Expression of SUC2 under derepressed conditions in batch cultures
To investigate the effects of Snf1 kinase on gene expression during the energy-metabolism oscillation, we first planned to compare expression levels between wild-type and snf1Δ cells. However, the growth of snf1Δ cells was inhibited under glucose-limited conditions, consistent with a previous report , and snf1Δ was unable to grow to the critical cell density  necessary for the organization of energy-metabolism oscillation. Thus we decided to use the expression level of SUC2 as a tentative indicator of the activity of Snf1 kinase. As expected, the expression of SUC2, as determined by measuring invertase activity, was fully dependent on SNF1 under the derepressed conditions (Figure 1A), while it increased little in gts1Δ cells, for unknown reasons. However, invertase activity was increased 2-fold in TMpGTS1 cells and slightly decreased in the GTS1 mutant lacking the Q-rich domain (Figure 1A). GTS1 had the same effect on the mRNA level of SUC2, at least for the major isomer of secreted invertase, as determined by Northern blot analysis (Figure 1B). The result suggested that Gts1p might affect the expression of SUC2 at the transcriptional level, although its effect was minimal in the wild type under derepressed conditions.
Transcriptional activation of TPS1, HSP104 and SUC2 during the energy-metabolism oscillation
In continuous culture, the wild type showed oscillations in energy metabolism over a 4 h period composed of respiratory and respiro–fermentative phases with relatively low and high DO levels respectively, according to oxygen demand (Figure 2A). To examine whether the expression of TPS1, HSP104 and SUC2 fluctuated in concert with energy metabolism, we determined mRNA levels relative to that of ACT1 by Northern blot analysis (Figure 2B). While the mRNA level of HSP104 did not show significant fluctuation, that of TPS1 increased approx. 6-fold, peaking in the late respiratory phase (Figure 2C). This result is consistent with the finding that oscillations in heat resistance are induced by fluctuations in the trehalose level, and not by oscillatory expression of Hsp104 . The SUC2 mRNA level also oscillated, increasing by a maximum of 6-fold approx. 90° in advance of the peak in the TPS1 mRNA level during the respiratory phase (Figures 2B and 2C). The change in the activation of SUC2 suggested a possible role for Snf1 kinase in the expression of TPS1 during the energy-metabolism oscillation.

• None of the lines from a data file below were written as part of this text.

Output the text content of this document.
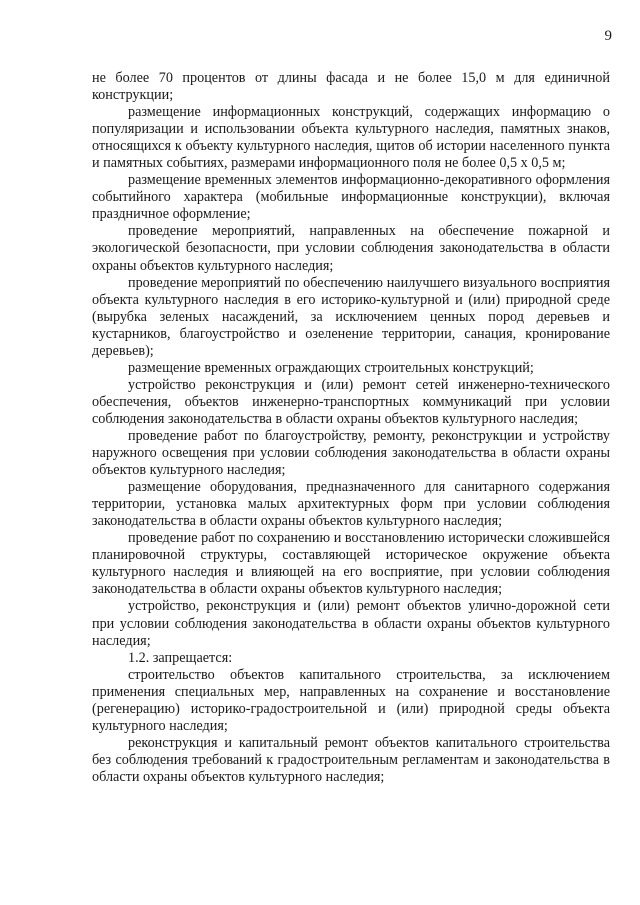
9

не более 70 процентов от длины фасада и не более 15,0 м для единичной конструкции;

размещение информационных конструкций, содержащих информацию о популяризации и использовании объекта культурного наследия, памятных знаков, относящихся к объекту культурного наследия, щитов об истории населенного пункта и памятных событиях, размерами информационного поля не более 0,5 х 0,5 м;

размещение временных элементов информационно-декоративного оформления событийного характера (мобильные информационные конструкции), включая праздничное оформление;

проведение мероприятий, направленных на обеспечение пожарной и экологической безопасности, при условии соблюдения законодательства в области охраны объектов культурного наследия;

проведение мероприятий по обеспечению наилучшего визуального восприятия объекта культурного наследия в его историко-культурной и (или) природной среде (вырубка зеленых насаждений, за исключением ценных пород деревьев и кустарников, благоустройство и озеленение территории, санация, кронирование деревьев);

размещение временных ограждающих строительных конструкций;

устройство реконструкция и (или) ремонт сетей инженерно-технического обеспечения, объектов инженерно-транспортных коммуникаций при условии соблюдения законодательства в области охраны объектов культурного наследия;

проведение работ по благоустройству, ремонту, реконструкции и устройству наружного освещения при условии соблюдения законодательства в области охраны объектов культурного наследия;

размещение оборудования, предназначенного для санитарного содержания территории, установка малых архитектурных форм при условии соблюдения законодательства в области охраны объектов культурного наследия;

проведение работ по сохранению и восстановлению исторически сложившейся планировочной структуры, составляющей историческое окружение объекта культурного наследия и влияющей на его восприятие, при условии соблюдения законодательства в области охраны объектов культурного наследия;

устройство, реконструкция и (или) ремонт объектов улично-дорожной сети при условии соблюдения законодательства в области охраны объектов культурного наследия;

1.2. запрещается:

строительство объектов капитального строительства, за исключением применения специальных мер, направленных на сохранение и восстановление (регенерацию) историко-градостроительной и (или) природной среды объекта культурного наследия;

реконструкция и капитальный ремонт объектов капитального строительства без соблюдения требований к градостроительным регламентам и законодательства в области охраны объектов культурного наследия;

Fluctuation of adenine nucleotide levels during the energy-metabolism oscillation
It is generally accepted that the activity of Snf1 kinase is regulated in response to the cellular energy state, which is correlated with the extracellular glucose level or the intracellular [AMP]/[ATP] ratio as a candidate for the glucose signal [15,20,25]. Thus we first determined the concentration of glucose in the medium and found that it was below the detectable level (<0.1 mM) throughout the oscillation (Table 1), during which Snf1 kinase is reported to be fully activated . The result thus suggested that the culture is in a derepressed state probably due to a severe limitation of glucose. It should be added that the intracellular glucose level during the energy-metabolism oscillation did not show significant fluctuation (Table 1), although a small peak was observed in the late respiratory phase, probably corresponding to trehalose degradation  (results not shown).

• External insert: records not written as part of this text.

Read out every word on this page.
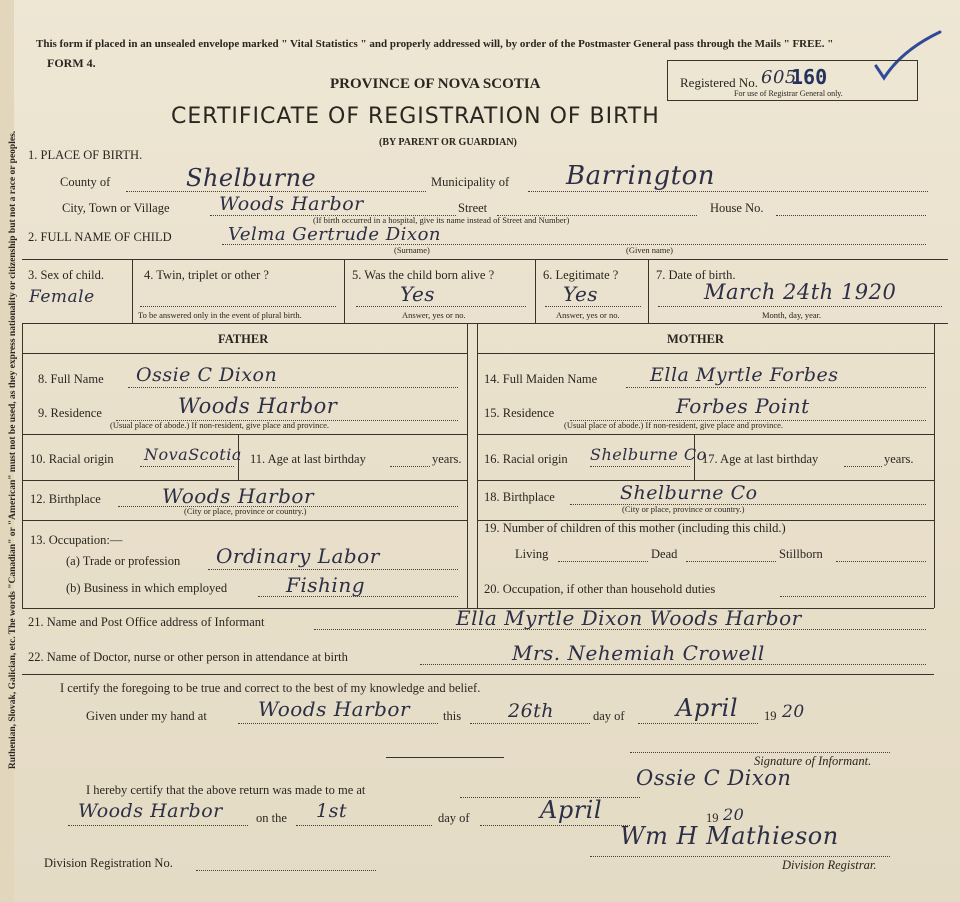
Ruthenian, Slovak, Galician, etc. The words "Canadian" or "American" must not be used, as they express nationality or citizenship but not a race or peoples.
This form if placed in an unsealed envelope marked " Vital Statistics " and properly addressed will, by order of the Postmaster General pass through the Mails " FREE. "
FORM 4.
PROVINCE OF NOVA SCOTIA
CERTIFICATE OF REGISTRATION OF BIRTH
(BY PARENT OR GUARDIAN)
Registered No. 605
160
For use of Registrar General only.
1. PLACE OF BIRTH.
County of	Shelburne	Municipality of Barrington
City, Town or Village	Woods Harbor	Street
(If birth occurred in a hospital, give its name instead of Street and Number)
House No.
2. FULL NAME OF CHILD	Velma Gertrude Dixon
(Surname)	(Given name)
3. Sex of child.
Female
4. Twin, triplet or other ?
To be answered only in the event of plural birth.
5. Was the child born alive ?
Yes
Answer, yes or no.
6. Legitimate ?
Yes
Answer, yes or no.
7. Date of birth.
March 24th 1920
Month, day, year.
FATHER	MOTHER
8. Full Name Ossie C Dixon
9. Residence	Woods Harbor
(Usual place of abode.) If non-resident, give place and province.
10. Racial origin NovaScotia 11. Age at last birthday	years.
12. Birthplace	Woods Harbor
(City or place, province or country.)
13. Occupation:—
(a) Trade or profession Ordinary Labor
(b) Business in which employed	Fishing
14. Full Maiden Name	Ella Myrtle Forbes
15. Residence	Forbes Point
(Usual place of abode.) If non-resident, give place and province.
16. Racial origin Shelburne Co
17. Age at last birthday	years.
18. Birthplace	Shelburne Co
(City or place, province or country.)
19. Number of children of this mother (including this child.)
Living	Dead	Stillborn
20. Occupation, if other than household duties
21. Name and Post Office address of Informant	Ella Myrtle Dixon Woods Harbor
22. Name of Doctor, nurse or other person in attendance at birth	Mrs. Nehemiah Crowell
I certify the foregoing to be true and correct to the best of my knowledge and belief.
Given under my hand at	Woods Harbor	this 26th	day of April 19 20
Signature of Informant.
I hereby certify that the above return was made to me at	Ossie C Dixon
Woods Harbor	on the 1st	day of	April	19 20
Division Registration No.
Wm H Mathieson
Division Registrar.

Next we determined adenine nucleotide levels in order to determine the [AMP]/[ATP] ratio (Figure 3A). The ATP level increased steadily to a maximum of 1.4-fold through the respiro–fermentative phase, and then decreased at the onset of the respiratory phase, reaching a minimum at the end of this phase (Figure 3A). Consequently, the [ADP]/[ATP] and [AMP]/[ATP] ratios increased by approx. 1.7-fold and 2.6-fold respectively during the respiratory phase, accompanying a decrease in energy charge of approx. 20% (Figure 3B). At first glance, it seemed strange that the ATP level decreased relative to the ADP and AMP levels in the respiratory phase, during which the rate of ATP production is increased. However, this may be interpreted to mean that the [ADP]/[ATP] ratio is increased to stimulate the citric acid cycle, probably due to consumption of ATP and/or its conversion into storage compounds such as polyphosphate. The [AMP]/[ATP] ratio, although it fluctuated between 0.13 and 0.34, was much lower throughout the oscillation than under the derepressed conditions, and rather similar to that in the repressed cells (Table 2). Furthermore, the ATP level and the energy charge were higher throughout the oscillation than under the glucose-repressed conditions  (Table 2). The discrepancy in the results regarding glucose and adenine nucleotide levels may be because the continuous culture is highly aerobic and respiratory, resulting in increases in the ATP level despite a severe limitation of glucose.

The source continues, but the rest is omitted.